Employees Put Intellectual Property at RiskBy Samuel Greengard | Posted 2013-02-26 Email Print
Sixty-two percent of employees think it's acceptable to transfer corporate data to their personal computers, tablets, smartphones and cloud file-sharing apps.
By Samuel Greengard
The digital age has radically transformed the nature and value of information. Although intellectual property (IP) has always played a key role in driving business success, the volume of information and knowledge is growing exponentially. A new report from Symantec, "What's Yours is Mine: How Employers are Putting Your Intellectual Property at Risk," outlines a growing array of challenges and threats.
At the heart of the issue: "Employees' attitudes and beliefs about intellectual property theft are at odds with the vast majority of company policies," points out Robert Hamilton, director of product marketing at Symantec. "Trusted employees are moving, sharing and exposing sensitive data in order to do their daily jobs. In other instances, they are deliberately taking confidential information to use with their next employer."
Symantec found that half of employees admit to taking corporate data when they leave a job, and 40 percent say they plan to use the data in their new job. Hamilton says that these employees aren't necessarily malicious; they simply don't know that it's wrong to carry the information with them. In fact, many believe they have some ownership of the IP.
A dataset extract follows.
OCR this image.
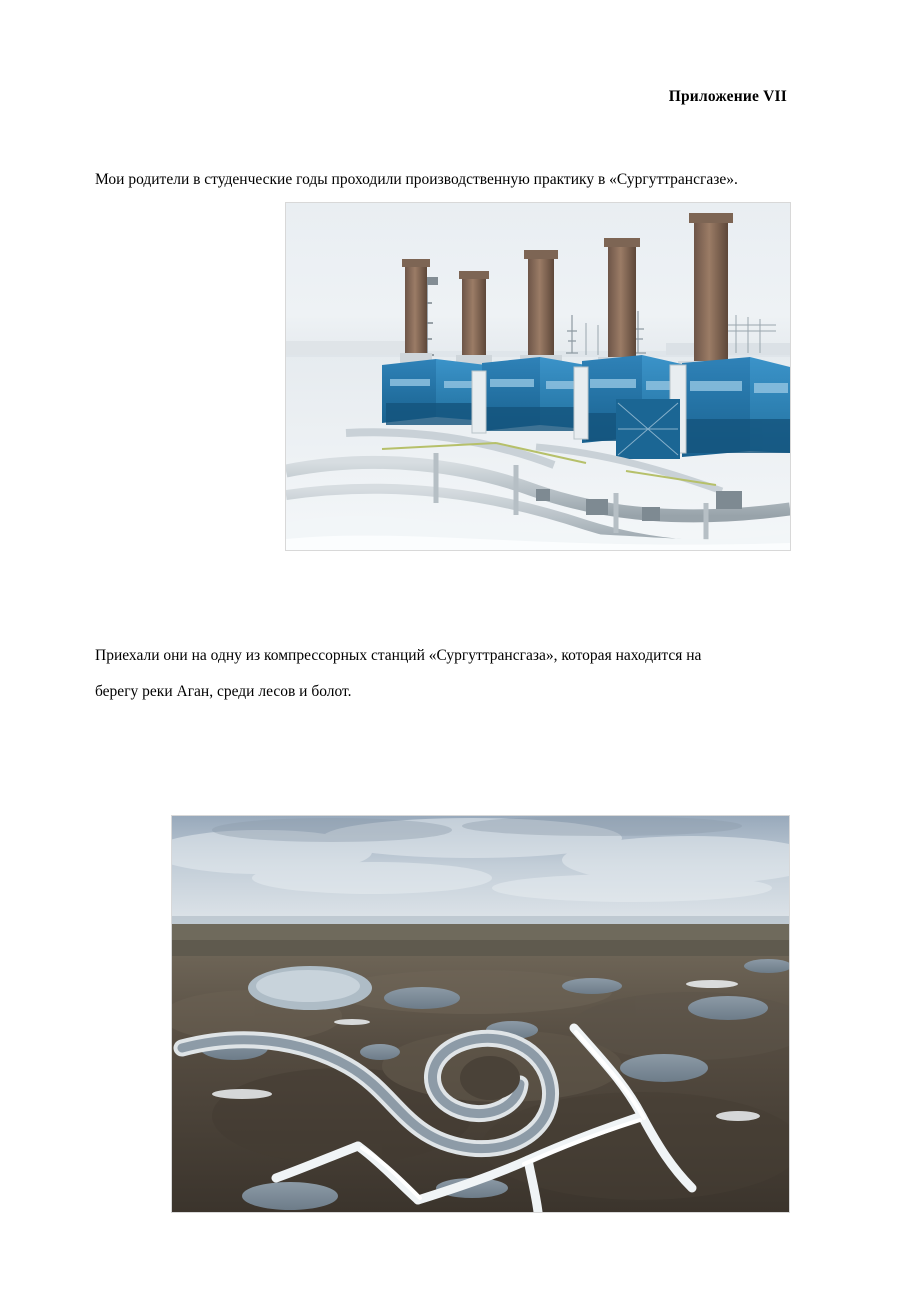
Приложение VII

Мои родители в студенческие годы проходили производственную практику в «Сургуттрансгазе».

Приехали они на одну из компрессорных станций «Сургуттрансгаза», которая находится на берегу реки Аган, среди лесов и болот.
"Even when their employment agreement says otherwise, if they helped to create the IP, they think they are entitled to it," he notes.
The study also found that 62 percent of employees think it's acceptable to transfer corporate data to their personal computers, tablets, smartphones and cloud file-sharing apps. In addition, 56 percent do not believe it's a crime to use a competitor's confidential trade information. Symantec reports that most data that winds up on devices is never deleted, thus ratcheting up the risk of a so-called "data spill."
Further complicating matters, organizations are failing to create an environment and culture that promotes responsibility and accountability in protecting IP. Only 38 percent of employees believe that their manager views data protection as a business priority, and 51 percent think it is acceptable to take corporate data because their company does not strictly enforce policies. Remarkably, 53 percent said that their company takes no action when employees take sensitive information that is against company policy.
"The emphasis should be on educating employees—many of whom are unaware that what they're doing is wrong—and reinforcing what it means to sign a nondisclosure agreement," Hamilton says. It's also critical to put security protections in place and enforce policies—not only to thwart the direct risk of data loss, but also to dissuade employees from rationalizing that their actions are acceptable.
IP loss, what Hamilton refers to as "contamination," can also put an organization at risk of a lawsuit when an employee starts a new job. This emphasizes the importance of creating a comprehensive policy and addressing IP issues with new hires.
"Ultimately, IP theft puts everyone at risk: the employee who takes the IP, the organization that invested in it and the new employer who unwittingly receives it," he explains. "Everyone can be held accountable, and no one wins."